Strafvollzug in Berlin: Gefesselt zum Augenarzt

Wenn Gefangene zur Konsultation in eine öffentliche Klinik ausgeführt werden: Der eine wird gefesselt, der andere nicht. Die Haftanstalt entscheidet.

Symbolbild: An der Füßen gefesselter Gefangener

An der Füßen gefesselter Gefangener (Symbolbild) Foto: dpa

BERLIN taz | Es ist viel los an diesem Montagmorgen auf dem Charité Campus Virchow-Klinikum. Krankenwagen bringen und holen Patienten. Zwei blau-weiß lackierte Bullis, wie Funkwagen der Polizei aussehend, fahren nacheinander heran. „Justiz“ lautet die Aufschrift. Justizbedienstete öffnen die Rolltür des ersten Wagens, danach im Inneren einen käftigartigen Kasten.

Ein hagerer, alt aussehender Mann schiebt sich heraus, die Füße voran. Mit einer Kette sind sie aneinander gefesselt. Der Knast-Blaumann hängt schlaff an seinem Körper. Die Schirmmütze, die er tief ins eingefallene Gesicht gezogen hat, ist ähnlich grau wie seine Hautfarbe.

Mit kleinen Schritten, mehr erlaubt die Kette nicht, wird er von den Beamten vorbei an wartenden Patienten zur Augenambulanz geführt. Es ist ein entwürdigendes Bild, man wähnt sich in einem Film über einen Hochsicherheitstrakt in den USA. „Was der wohl ausgefressen hat“, wispert eine Frau.

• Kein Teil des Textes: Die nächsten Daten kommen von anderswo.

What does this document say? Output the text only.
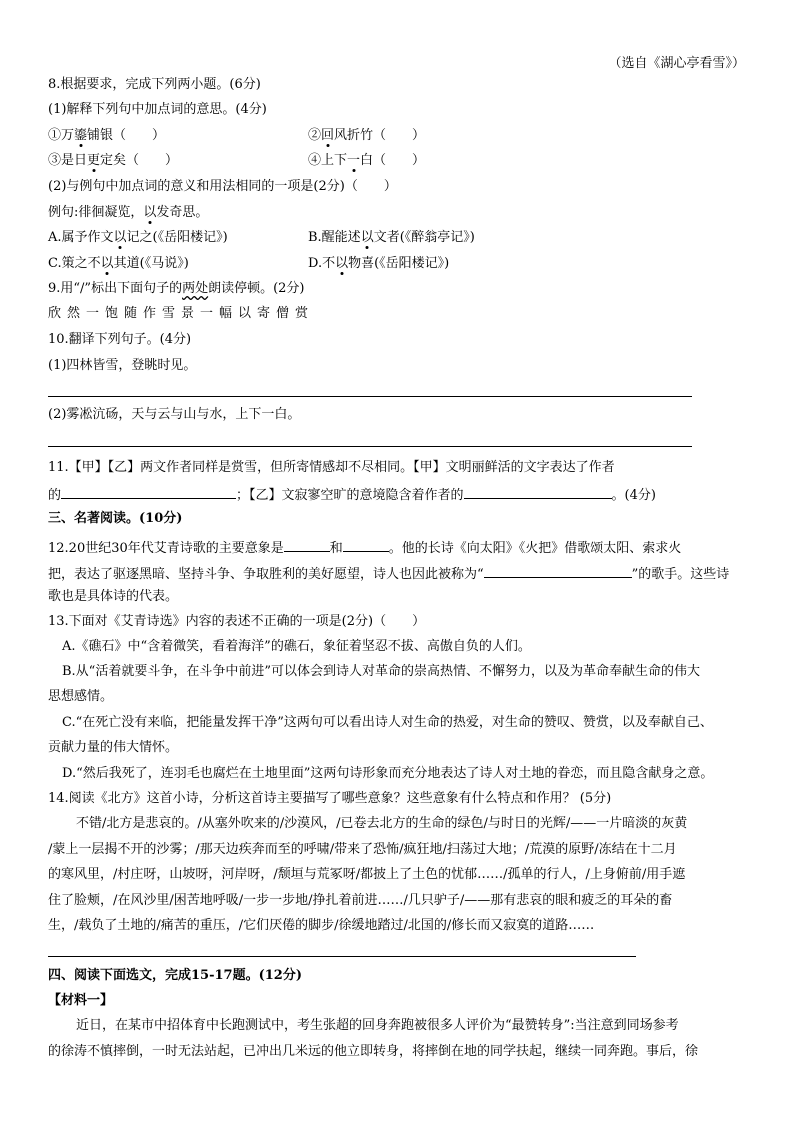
（选自《湖心亭看雪》）
8.根据要求，完成下列两小题。(6分)
(1)解释下列句中加点词的意思。(4分)
①万鎏铺银（　　）	②回风折竹（　　）
③是日更定矣（　　）	④上下一白（　　）
(2)与例句中加点词的意义和用法相同的一项是(2分)（　　）
例句:徘徊凝览，以发奇思。
A.属予作文以记之(《岳阳楼记》)	B.醒能述以文者(《醉翁亭记》)
C.策之不以其道(《马说》)	D.不以物喜(《岳阳楼记》)
9.用“/”标出下面句子的两处朗读停顿。(2分)
欣然一饱随作雪景一幅以寄僧赏
10.翻译下列句子。(4分)
(1)四林皆雪，登眺时见。
(2)雾凇沆砀，天与云与山与水，上下一白。
11.【甲】【乙】两文作者同样是赏雪，但所寄情感却不尽相同。【甲】文明丽鲜活的文字表达了作者
的	；【乙】文寂寥空旷的意境隐含着作者的	。(4分)
三、名著阅读。(10分)
12.20世纪30年代艾青诗歌的主要意象是	和	。他的长诗《向太阳》《火把》借歌颂太阳、索求火
把，表达了驱逐黑暗、坚持斗争、争取胜利的美好愿望，诗人也因此被称为“	”的歌手。这些诗
歌也是具体诗的代表。
13.下面对《艾青诗选》内容的表述不正确的一项是(2分)（　　）
A.《礁石》中“含着微笑，看着海洋”的礁石，象征着坚忍不拔、高傲自负的人们。
B.从“活着就要斗争，在斗争中前进”可以体会到诗人对革命的崇高热情、不懈努力，以及为革命奉献生命的伟大
思想感情。
C.“在死亡没有来临，把能量发挥干净”这两句可以看出诗人对生命的热爱，对生命的赞叹、赞赏，以及奉献自己、
贡献力量的伟大情怀。
D.“然后我死了，连羽毛也腐烂在土地里面”这两句诗形象而充分地表达了诗人对土地的眷恋，而且隐含献身之意。
14.阅读《北方》这首小诗，分析这首诗主要描写了哪些意象？这些意象有什么特点和作用？ (5分)
不错/北方是悲哀的。/从塞外吹来的/沙漠风，/已卷去北方的生命的绿色/与时日的光辉/——一片暗淡的灰黄
/蒙上一层揭不开的沙雾；/那天边疾奔而至的呼啸/带来了恐怖/疯狂地/扫荡过大地；/荒漠的原野/冻结在十二月
的寒风里，/村庄呀，山坡呀，河岸呀，/颓垣与荒冢呀/都披上了土色的忧郁……/孤单的行人，/上身俯前/用手遮
住了脸颊，/在风沙里/困苦地呼吸/一步一步地/挣扎着前进……/几只驴子/——那有悲哀的眼和疲乏的耳朵的畜
生，/载负了土地的/痛苦的重压，/它们厌倦的脚步/徐缓地踏过/北国的/修长而又寂寞的道路……
四、阅读下面选文，完成15-17题。(12分)
【材料一】
近日，在某市中招体育中长跑测试中，考生张超的回身奔跑被很多人评价为“最赞转身”:当注意到同场参考
的徐涛不慎摔倒，一时无法站起，已冲出几米远的他立即转身，将摔倒在地的同学扶起，继续一同奔跑。事后，徐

Der zweite weiß-blaue Bulli hält. Der Mann, der diesmal aus dem Käfig klettert, ist nicht gefesselt, deutlich jünger als der erste und auch körperlich offenbar besser in Schuss. Er trägt eine Sonnenbrille und kurze Hose. Mit einer nicht angezündeten Zigarette wedelnd, bedeutet er seinen Bewachern, dass er rauchen möchte, bevor er in die Klinik geführt wird. Es wird ihm gestattet.

Solche Ausführungen von Gefangenen erfolgten, wenn die medizinische Leistung innerhalb des Berliner Justizvollzuges nicht gewährleistet werden könne, bestätigt Justizsprecherin Jana Neskovic am Montag. Zahlen, wie oft das in den letzten beiden Jahren der Fall war, waren auf die Schnelle nicht zu bekommen.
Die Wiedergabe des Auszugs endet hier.